Seminar 10: Policy, Privacy and Digital Presence
6th Nov 2013 - 7th Nov 2013
ESRC Seminar Series: Digital Policy: Connectivity, Creativity and Rights
Co-organizers: CREATe (RCUK Centre for Copyright and New Business Models in the Creative Economy); Adam Smith Research Foundation; Policy Scotland.
November 6-7, 2013, University of Glasgow, Scotland
This seminar brings together academic researchers, policymakers, and digital industry and third sector participants to address core areas that are now featuring in governance-related processes and debates at all levels: local, national and global.
The seminar’s central focus is the relationship of individuals, societies, political and profit and non-profit organizations, to the new complexities of the digital ecosystem and their diverse impacts on what it means to be present in the world and who has control over that presence.
Keynote Speaker
Caspar Bowden
Independent privacy researcher and advocate
Key questions include:
- What are the priorities for policy linked to digital rights to be and be forgotten?
- How has the concept of privacy changed in the digital world, and what kinds of ethical and identity challenges does such change present?
- In market terms what are the ‘ownership’ issues surrounding digital presence and critiques of them?
- What are the privacy implications for new social and business models based on big data?
- How do we need to think afresh in the digital age about our theories of identity to take full account of networked virtual presence?
- How is memory being expanded, threatened and disrupted by digital processes?
- What does the Internet of Everything (IoE) mean for digital presence?
- In what ways are disruptions of state secrecy boundaries shifting public sphere configurations and relationships including traditional and new forms of digital media?
This will be a working seminar with limited places (30) to ensure detailed engagement.

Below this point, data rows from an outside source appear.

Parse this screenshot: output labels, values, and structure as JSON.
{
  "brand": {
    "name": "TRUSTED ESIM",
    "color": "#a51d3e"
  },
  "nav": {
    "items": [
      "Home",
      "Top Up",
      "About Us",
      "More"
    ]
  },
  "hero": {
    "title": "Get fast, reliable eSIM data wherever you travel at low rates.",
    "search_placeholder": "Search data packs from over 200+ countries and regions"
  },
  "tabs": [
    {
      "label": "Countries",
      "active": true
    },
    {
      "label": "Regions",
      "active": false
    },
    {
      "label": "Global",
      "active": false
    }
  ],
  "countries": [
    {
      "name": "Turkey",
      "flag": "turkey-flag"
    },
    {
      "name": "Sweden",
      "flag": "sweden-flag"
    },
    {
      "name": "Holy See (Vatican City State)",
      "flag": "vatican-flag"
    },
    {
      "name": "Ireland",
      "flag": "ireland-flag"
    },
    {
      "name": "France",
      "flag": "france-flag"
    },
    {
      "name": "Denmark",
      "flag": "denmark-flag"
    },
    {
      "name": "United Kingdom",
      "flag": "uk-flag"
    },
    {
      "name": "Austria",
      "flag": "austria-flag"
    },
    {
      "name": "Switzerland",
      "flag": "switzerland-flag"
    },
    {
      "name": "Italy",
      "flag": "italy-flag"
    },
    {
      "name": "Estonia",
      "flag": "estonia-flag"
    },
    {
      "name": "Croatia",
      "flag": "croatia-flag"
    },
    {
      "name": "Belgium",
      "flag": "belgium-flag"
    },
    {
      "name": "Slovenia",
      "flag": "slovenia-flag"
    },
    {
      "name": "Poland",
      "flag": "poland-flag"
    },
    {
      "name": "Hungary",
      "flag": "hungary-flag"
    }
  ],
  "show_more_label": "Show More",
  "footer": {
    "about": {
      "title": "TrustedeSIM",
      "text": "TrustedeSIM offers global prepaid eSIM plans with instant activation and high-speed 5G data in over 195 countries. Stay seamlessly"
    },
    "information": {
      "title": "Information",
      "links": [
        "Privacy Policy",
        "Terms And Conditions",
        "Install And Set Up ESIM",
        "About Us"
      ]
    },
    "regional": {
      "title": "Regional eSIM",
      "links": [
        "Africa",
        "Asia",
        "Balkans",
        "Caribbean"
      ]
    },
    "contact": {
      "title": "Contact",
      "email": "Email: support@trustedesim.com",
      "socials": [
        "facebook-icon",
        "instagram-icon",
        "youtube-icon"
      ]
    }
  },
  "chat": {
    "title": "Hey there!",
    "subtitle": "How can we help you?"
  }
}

Participants will be asked to prepare a short position paper (two pages) to be distributed to participants in advance as a basis for discussion and the programme will include major presentations on key areas. A summary briefing paper covering the major areas discussed will be prepared and distributed following the seminar.
Anyone interested in participating should contact the seminar organizer Gillian Youngs (g.youngs@brighton.ac.uk) as soon as possible with their full contact details and a short paragraph on their work and focus of interest in being involved. We welcome participation from all areas of research and practice related to the topic including from academic, policy and business sectors. We are keen to hear from PhD students whose work on relevant areas is at an advanced stage.
These seminars are fully funded covering standard UK travel and accommodation where necessary and all catering so there are no charges for participants.
The ESRC research seminar series Digital Policy: Connectivity, Creativity and Rights (ES/I001816/2) is led by Gillian Youngs, University of Brighton, with Tracy Simmons, University of Leicester, William Dutton, Oxford Internet Institute and Katharine Sarikakis, University of Vienna. A volume from the series edited by Gillian Youngs, Digital World: Connectivity, Creativity and Rights, has recently been published by Routledge.